Düşük Moleküler Ağırlıklı Heparin

Düşük molekül ağırlıklı heparin, insan vücudu tarafından daha iyi emilen ve normal heparinden daha az sıklıkta kullanım gerektiren, ameliyat sonrası veya böbrek diyalizi sırasında intravenöz kan pıhtılarının oluşumunu önlemek için antikoagülan olarak kullanılan bir heparin türüdür. Kullanımı aynı zamanda hastada kanama riskini de azaltır. Bu tip heparini içeren ilaçlardan biri de enoksaparindir.

Düşük molekül ağırlıklı heparin, düzenli heparin moleküllerinin kontrollü kimyasal veya enzimatik parçalanmasıyla üretilir. Fraksiyone olmayan heparin ile karşılaştırıldığında, daha öngörülebilir bir antikoagülan etkiye sahiptir, daha düşük hemorajik komplikasyon ve trombositopeni insidansına sahiptir.

Düşük moleküler ağırlıklı heparin, derin ven trombozu ve pulmoner emboli, akut koroner sendromun önlenmesi ve tedavisi için ve ayrıca ekstrakorporeal dolaşım ve hemodiyalizde antikoagülan olarak reçete edilir.



Düşük molekül ağırlıklı heparin (LMWH), vücut tarafından daha kolay emilen ve ameliyat sonrası veya hemodiyaliz sırasında intravenöz trombozu önlemek için kullanılan normal heparinlere göre daha az kullanım gerektiren bir heparin türüdür.

LMWH, daha kısa zincirli heparin molekülleri içerir, bu da onu daha biyolojik olarak kullanılabilir hale getirir ve normal heparinden daha az sıklıkla kullanılmasına olanak tanır. Ek olarak LMWH'nin moleküler ağırlığı daha düşüktür, bu da kanın pıhtılaşmasını normal heparin kadar etkilemediği ve hastalarda kanama riskini azaltmak için kullanılabileceği anlamına gelir.

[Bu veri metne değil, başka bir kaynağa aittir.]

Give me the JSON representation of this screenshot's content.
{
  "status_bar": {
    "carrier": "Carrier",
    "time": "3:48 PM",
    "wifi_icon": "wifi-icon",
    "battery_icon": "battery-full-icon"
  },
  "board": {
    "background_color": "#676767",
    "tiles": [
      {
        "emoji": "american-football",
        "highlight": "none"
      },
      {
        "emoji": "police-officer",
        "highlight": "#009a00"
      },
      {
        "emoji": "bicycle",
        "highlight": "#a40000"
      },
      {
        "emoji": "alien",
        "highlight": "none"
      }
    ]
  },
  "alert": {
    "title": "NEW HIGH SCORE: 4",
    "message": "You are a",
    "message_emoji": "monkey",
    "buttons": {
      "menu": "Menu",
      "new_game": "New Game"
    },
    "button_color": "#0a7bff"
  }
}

LMWH'nin bir örneği, pulmoner emboli, derin ven trombozu ve diğer durumların tedavisinde kullanılan enoksaparindir. Enoksaparin enjeksiyon veya tablet olarak mevcuttur ve normal heparinden daha az sıklıkla kullanılabilir.

LMWH, normal heparinlere göre biyoyararlılığı daha yüksek ve vücuda daha az zararlı olmasına rağmen yine de bulantı, kusma, baş ağrısı ve alerjik reaksiyonlar gibi yan etkilere neden olabilir. Bu nedenle LMWH tedavisine başlamadan önce doktorunuza danışmalı ve tüm kullanım talimatlarına uymalısınız.



Heparin, ana etki mekanizması Faktör V ve II ile faktör Xa bağlanma kompleksinin oluşumunun önlenmesiyle ilişkili olan antikoagülanlar grubundan bir ilaçtır. Antikoagülan etki esas olarak trombin B üretimi üzerindeki etkisinden kaynaklanmaktadır.

İnsan plazmasında heparin, profibrinolizinin antitrombin III tarafından parçalanmasıyla oluşur.Bazı durumlarda ilaçların kullanımı, kan pıhtılaşma faktörlerinin doğal inhibitörlerinin sentezi, salgılanması ve fonksiyonundaki bozukluklardan etkilenebilir. Heparinin farmakolojik etkilerini güçlendiren kan pıhtılaşma faktörleri arasında antifosfolipid antikorlar, dolaşımdaki immün kompleksler, verapamil ve nifedipin gibi bazı ilaçlar ve etil alkol yer alır.

Heparin benzeri maddelerin trikloroasetik asit veya asetik anhidrit ile çökeltilmesi ve ardından bunların oksidasyonu yoluyla sığır kanından üretilir. Sığırların ince bağırsağının mukoza zarından elde edilen bir glikozaminoglikan olan genin de kullanılır. Ortaya çıkan ürün, tuzlama yöntemleri kullanılarak adsorbe edilen maddelerden saflaştırılır. İyon değiştirme kromatografisi kullanılarak, heparan ve düşük polimer glikozaminoglikanların izole edildiği üç genin fraksiyonu elde edilir.